Cleveland is the second leg of the tour, which premiered in St. Petersburg, Florida, in March, and will conclude in St. Paul, Minnesota, early next year.
“Cleveland was selected because it’s a city that is very vibrant, with people who pay a lot of attention to cultural events and [their significance],” says Monsignor Robert Zagnoli, exhibition curator for the Vatican Museums.
It’s no small coup for the Cleveland museum to be chosen to host the objects. “The Cleveland Diocese had to agree that we were a suitable venue,” says WRHS sales and marketing director Angie Cochenour. “Then, we had to send a letter to the Vatican, and they had to approve us as a venue as well.”
More than 200 artifacts (70 percent of which are new to the tour) from the Vatican’s renowned collection are showcased in thematic galleries that start with the evolution of the Christian church and papacy and conclude with the current pope, Benedict XVI.
“This is a very special exhibit from both a religious and historical perspective,” says WRHS President Gainor Davis.
“The exhibit is not solely about religion, it’s rather a collection of fine and decorative art that explores the Vatican’s influence on world history and great art,” adds Mark Greenberg, president of Evergreen Exhibitions, producers of the exhibit.
“If it weren’t for the Vatican,” he says, “the original patrons of the arts — Michelangelo and Raphael, and some of the great Renaissance artists — would not have been supported and may not have been able to complete their great works.”
As they walk through scaffolding suspended underneath a simulation of the Sistine Chapel — meant to illustrate how the artist painted the colorful frescos on the ceiling of Saint Peter’s Basilica — visitors get an up-close look at the compass experts suggest was used by Michelangelo.
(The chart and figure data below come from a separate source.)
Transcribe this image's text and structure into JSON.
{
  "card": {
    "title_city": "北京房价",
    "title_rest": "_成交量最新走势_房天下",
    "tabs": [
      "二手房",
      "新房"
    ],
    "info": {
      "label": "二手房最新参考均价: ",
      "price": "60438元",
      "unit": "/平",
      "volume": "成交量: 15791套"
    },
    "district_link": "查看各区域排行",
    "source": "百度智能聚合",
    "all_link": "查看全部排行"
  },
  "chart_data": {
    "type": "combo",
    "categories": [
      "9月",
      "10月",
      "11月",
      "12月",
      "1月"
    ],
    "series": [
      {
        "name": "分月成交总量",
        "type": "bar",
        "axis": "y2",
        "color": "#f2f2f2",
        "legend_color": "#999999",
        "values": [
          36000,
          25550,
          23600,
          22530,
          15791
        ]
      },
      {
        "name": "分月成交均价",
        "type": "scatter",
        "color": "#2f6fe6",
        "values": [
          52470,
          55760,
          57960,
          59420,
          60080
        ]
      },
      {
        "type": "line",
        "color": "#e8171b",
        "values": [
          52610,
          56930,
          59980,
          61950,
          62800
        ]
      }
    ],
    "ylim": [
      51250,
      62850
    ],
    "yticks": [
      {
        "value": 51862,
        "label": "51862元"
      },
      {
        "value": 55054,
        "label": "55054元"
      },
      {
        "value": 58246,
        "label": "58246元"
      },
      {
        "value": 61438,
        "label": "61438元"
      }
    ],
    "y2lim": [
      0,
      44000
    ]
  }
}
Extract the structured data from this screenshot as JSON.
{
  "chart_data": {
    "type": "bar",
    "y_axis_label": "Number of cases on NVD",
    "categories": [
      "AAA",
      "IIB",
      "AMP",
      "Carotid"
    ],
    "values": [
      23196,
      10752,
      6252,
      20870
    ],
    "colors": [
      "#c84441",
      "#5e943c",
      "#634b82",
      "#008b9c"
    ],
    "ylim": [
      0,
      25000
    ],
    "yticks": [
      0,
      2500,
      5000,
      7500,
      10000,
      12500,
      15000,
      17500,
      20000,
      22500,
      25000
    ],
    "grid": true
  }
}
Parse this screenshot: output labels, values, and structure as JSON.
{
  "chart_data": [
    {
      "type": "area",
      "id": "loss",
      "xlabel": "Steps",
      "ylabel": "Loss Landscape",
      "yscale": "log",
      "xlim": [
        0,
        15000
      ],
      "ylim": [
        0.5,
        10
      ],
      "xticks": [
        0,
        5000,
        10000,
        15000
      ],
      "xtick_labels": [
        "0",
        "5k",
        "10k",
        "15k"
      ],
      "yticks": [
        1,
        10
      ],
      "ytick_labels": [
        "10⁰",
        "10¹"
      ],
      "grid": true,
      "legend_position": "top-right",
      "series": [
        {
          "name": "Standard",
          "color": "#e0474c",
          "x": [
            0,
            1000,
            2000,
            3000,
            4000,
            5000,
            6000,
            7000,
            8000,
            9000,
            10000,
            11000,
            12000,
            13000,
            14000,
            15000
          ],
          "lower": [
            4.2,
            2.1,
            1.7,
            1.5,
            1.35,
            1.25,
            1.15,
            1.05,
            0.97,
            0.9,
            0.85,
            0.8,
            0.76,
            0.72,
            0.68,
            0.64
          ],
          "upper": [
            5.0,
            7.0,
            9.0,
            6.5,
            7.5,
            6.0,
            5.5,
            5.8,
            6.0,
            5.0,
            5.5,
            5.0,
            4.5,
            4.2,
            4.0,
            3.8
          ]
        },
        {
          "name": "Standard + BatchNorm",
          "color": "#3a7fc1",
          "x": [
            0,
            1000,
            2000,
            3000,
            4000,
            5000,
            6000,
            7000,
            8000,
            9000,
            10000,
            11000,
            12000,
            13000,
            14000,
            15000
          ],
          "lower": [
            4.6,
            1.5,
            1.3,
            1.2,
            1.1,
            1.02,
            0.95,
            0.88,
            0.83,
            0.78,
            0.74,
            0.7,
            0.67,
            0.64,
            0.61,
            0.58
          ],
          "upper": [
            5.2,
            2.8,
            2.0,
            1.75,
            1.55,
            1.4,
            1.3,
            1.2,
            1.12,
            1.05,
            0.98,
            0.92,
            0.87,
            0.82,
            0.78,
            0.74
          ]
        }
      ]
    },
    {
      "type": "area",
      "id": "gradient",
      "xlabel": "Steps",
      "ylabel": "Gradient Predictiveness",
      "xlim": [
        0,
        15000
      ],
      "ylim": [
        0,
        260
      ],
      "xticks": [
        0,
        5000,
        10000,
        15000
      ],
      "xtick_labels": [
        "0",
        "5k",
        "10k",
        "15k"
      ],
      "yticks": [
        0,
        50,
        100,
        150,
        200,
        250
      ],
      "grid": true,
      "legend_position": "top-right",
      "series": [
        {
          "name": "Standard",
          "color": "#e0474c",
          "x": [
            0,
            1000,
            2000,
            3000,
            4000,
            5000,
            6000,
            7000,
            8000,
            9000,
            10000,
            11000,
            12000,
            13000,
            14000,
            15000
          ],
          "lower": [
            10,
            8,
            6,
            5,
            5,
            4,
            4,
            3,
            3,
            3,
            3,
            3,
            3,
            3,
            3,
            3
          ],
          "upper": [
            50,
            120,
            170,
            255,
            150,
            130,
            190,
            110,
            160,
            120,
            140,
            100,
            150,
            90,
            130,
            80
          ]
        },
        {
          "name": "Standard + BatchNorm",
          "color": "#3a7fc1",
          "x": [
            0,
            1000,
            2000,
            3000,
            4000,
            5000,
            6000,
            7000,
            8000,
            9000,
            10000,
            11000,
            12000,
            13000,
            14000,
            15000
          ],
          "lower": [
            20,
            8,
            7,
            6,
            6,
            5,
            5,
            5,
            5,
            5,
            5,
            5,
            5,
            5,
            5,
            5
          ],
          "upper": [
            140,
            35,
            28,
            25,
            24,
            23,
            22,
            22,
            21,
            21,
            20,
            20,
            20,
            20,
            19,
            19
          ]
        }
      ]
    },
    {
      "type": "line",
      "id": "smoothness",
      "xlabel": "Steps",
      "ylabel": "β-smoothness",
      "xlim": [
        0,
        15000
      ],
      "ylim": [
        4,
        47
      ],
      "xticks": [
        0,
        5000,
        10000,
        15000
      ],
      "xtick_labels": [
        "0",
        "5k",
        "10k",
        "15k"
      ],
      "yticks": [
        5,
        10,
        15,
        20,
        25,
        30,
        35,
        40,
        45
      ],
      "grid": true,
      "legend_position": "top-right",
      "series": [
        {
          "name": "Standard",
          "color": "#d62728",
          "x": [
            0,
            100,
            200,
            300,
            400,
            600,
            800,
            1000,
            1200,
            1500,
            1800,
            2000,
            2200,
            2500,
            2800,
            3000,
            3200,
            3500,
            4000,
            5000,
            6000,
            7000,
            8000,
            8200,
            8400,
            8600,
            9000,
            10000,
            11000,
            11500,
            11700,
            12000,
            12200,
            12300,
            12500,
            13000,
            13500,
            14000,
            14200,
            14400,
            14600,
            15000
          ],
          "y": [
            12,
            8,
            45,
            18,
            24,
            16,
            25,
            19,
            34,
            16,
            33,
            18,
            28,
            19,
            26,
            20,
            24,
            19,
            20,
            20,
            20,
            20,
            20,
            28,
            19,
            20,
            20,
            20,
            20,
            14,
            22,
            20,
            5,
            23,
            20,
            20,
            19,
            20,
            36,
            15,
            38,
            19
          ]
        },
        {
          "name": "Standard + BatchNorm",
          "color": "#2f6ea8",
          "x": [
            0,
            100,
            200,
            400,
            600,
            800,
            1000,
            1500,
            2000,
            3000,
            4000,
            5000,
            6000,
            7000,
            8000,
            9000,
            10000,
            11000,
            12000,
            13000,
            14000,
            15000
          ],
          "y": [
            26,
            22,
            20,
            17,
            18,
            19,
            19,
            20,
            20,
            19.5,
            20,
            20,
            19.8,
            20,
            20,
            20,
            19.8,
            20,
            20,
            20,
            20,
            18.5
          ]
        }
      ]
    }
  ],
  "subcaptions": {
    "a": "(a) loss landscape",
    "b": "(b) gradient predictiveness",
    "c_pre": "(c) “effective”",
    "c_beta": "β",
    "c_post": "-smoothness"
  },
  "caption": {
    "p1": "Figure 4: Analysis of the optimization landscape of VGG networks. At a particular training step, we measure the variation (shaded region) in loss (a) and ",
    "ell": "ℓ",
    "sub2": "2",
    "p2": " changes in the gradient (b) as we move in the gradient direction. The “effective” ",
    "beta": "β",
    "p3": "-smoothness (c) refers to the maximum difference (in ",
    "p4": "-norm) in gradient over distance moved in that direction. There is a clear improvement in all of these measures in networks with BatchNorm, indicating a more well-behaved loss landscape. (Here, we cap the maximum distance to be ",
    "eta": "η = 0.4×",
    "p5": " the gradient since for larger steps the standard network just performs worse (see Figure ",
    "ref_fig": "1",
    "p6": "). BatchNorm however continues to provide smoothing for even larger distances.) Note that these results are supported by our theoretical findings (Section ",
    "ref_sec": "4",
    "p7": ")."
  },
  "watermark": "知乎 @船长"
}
The spirit of the prophet Daniel comes to life through Gian Lorenzo Bernini’s sculpture, “Daniel in the Lions’ Den,” which is making its debut outside the Vatican Museums. The terra-cotta statuette depicts the story from the Old Testament in which Daniel — who remained unscathed after being thrown into a lions’ den because of his refusal to worship King Darius as a god — prays to the heavens while a lion lies beside his feet.
If you look carefully, Greenberg notes, “You can still see [Bernini’s] fingerprints on the model.”
One of the most popular artifacts of the exhibit, “The Mandylion of Odessa,” recounts the story of the King of Odessa, who fell ill and sent for Jesus to cure him.
Jesus pressed a cloth (the “mandylion”) to his own face, and when he pulled it away, an impression remained, Greenberg explains. The story goes that Jesus then sent a prophet carrying the cloth to the king, and when the nobleman touched the cloth, he was cured.
Additional artifacts include the Papal Tiara of Pope Pius VII, a gift from Napoleon (adorned with looted emeralds); a casting of Pope John Paul II’s folded hands, which visitors can touch; a scrap of St. Peter’s sarcophagus inscribed with the words, Petros Eni (“Peter is Here”); a reliquary containing bone fragments from St. Peter’s tomb; and full dress attire worn by members of the Swiss Guard.
Tamera Brown, vice president of marketing for the city’s convention and visitor’s bureau, Positively Cleveland,
estimates tickets sales during the exhibit’s run will reach nearly 140,000. “Our region is blessed with many outstanding cultural amenities,” Brown says. “Special exhibitions like this give us tremendous marketing opportunity to tell our story.”
And with the wealth of cultural activities taking place near University Circle this summer — including the mid-August Feast of the Assumption in Little Italy, a neighborhood with many fine eateries — the Vatican couldn’t have come to Cleveland at a better time.